Kendari – Pertanyaan besar mencuat dalam Rapat Dengar Pendapat (RDP) gabungan Komisi III dan Komisi IV DPRD Provinsi Sulawesi Tenggara (Sultra) yang membahas polemik sewa alat berat senilai Rp 890 miliar.
Pihak manajemen PT Antam (Persero) Tbk Unit Bisnis Pertambangan Nikel (UBPN) Kolaka dicecar habis-habisan oleh jajaran legislator akibat adanya informasi mengenai pemusnahan dokumen kontrak kerja sama dengan pihak kedua, PT Satria Jaya Sultra (SJS).
Dalih mengenai adanya Standar Operasional Prosedur (SOP) internal yang membolehkan pemusnahan berkas setelah masa kontrak berakhir dinilai janggal oleh dewan.
Akibat belum adanya titik temu dan data komprehensif yang dipegang, RDP yang digelar pada Selasa (14/7/2026) ini resmi di-skors guna menunggu hasil audit investigatif Badan Pemeriksa Keuangan (BPK).
Rapat penting ini dipimpin langsung oleh Wakil Ketua Komisi III H. Aflan Zulfadli, didampingi Ketua Komisi IV Andi Muhammad Saenuddin, serta dihadiri jajaran anggota dewan seperti H. Suwandi, H. Abdul Halid, H. Syahfruddin, dan Daswar.
Sorotan paling keras diledakkan oleh anggota Komisi III DPRD Sultra, H. Abdul Halid.

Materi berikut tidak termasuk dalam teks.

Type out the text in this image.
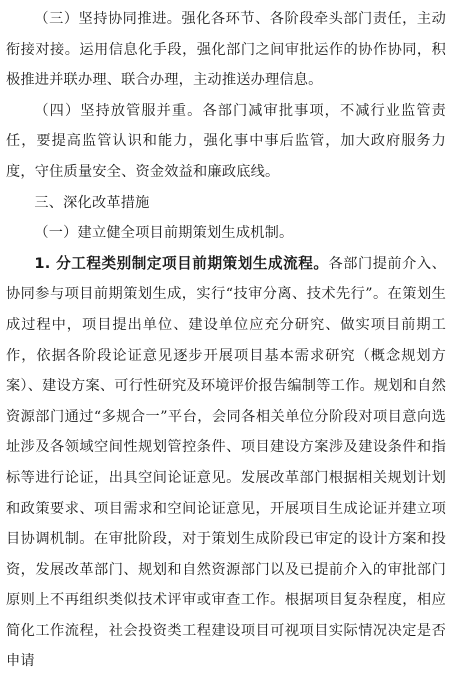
（三）坚持协同推进。强化各环节、各阶段牵头部门责任，主动衔接对接。运用信息化手段，强化部门之间审批运作的协作协同，积极推进并联办理、联合办理，主动推送办理信息。

（四）坚持放管服并重。各部门减审批事项，不减行业监管责任，要提高监管认识和能力，强化事中事后监管，加大政府服务力度，守住质量安全、资金效益和廉政底线。

三、深化改革措施

（一）建立健全项目前期策划生成机制。

1. 分工程类别制定项目前期策划生成流程。各部门提前介入、协同参与项目前期策划生成，实行“技审分离、技术先行”。在策划生成过程中，项目提出单位、建设单位应充分研究、做实项目前期工作，依据各阶段论证意见逐步开展项目基本需求研究（概念规划方案）、建设方案、可行性研究及环境评价报告编制等工作。规划和自然资源部门通过“多规合一”平台，会同各相关单位分阶段对项目意向选址涉及各领域空间性规划管控条件、项目建设方案涉及建设条件和指标等进行论证，出具空间论证意见。发展改革部门根据相关规划计划和政策要求、项目需求和空间论证意见，开展项目生成论证并建立项目协调机制。在审批阶段，对于策划生成阶段已审定的设计方案和投资，发展改革部门、规划和自然资源部门以及已提前介入的审批部门原则上不再组织类似技术评审或审查工作。根据项目复杂程度，相应简化工作流程，社会投资类工程建设项目可视项目实际情况决定是否申请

Ia menilai alasan hilangnya berkas fisik maupun digital kemitraan jumbo tersebut sebagai langkah yang mencederai asas transparansi publik bagi sebuah Badan Usaha Milik Negara (BUMN).
“Ada hal yang menggelitik sebenarnya. Apakah memang SOP dari Antam itu memusnahkan dokumen? Di mana-mana, baik di dalam negeri maupun luar negeri, MoU itu kita simpan sebagai dokumen. Apa yang mau diaudit oleh BPK kalau dokumennya sudah dimusnahkan seperti itu? Kepala kita ini paling ingatannya 1 sampai 2 jam hilang,” cecar Abdul Halid dengan nada tinggi di ruang sidang.
Imbas dari raibnya dokumen kontrak ini dirasakan langsung oleh Aparat Penegak Hukum (APH) dari Kejaksaan Tinggi Sultra serta perwakilan Tipidter/Tipikor Polda Sultra yang turut dihadirkan.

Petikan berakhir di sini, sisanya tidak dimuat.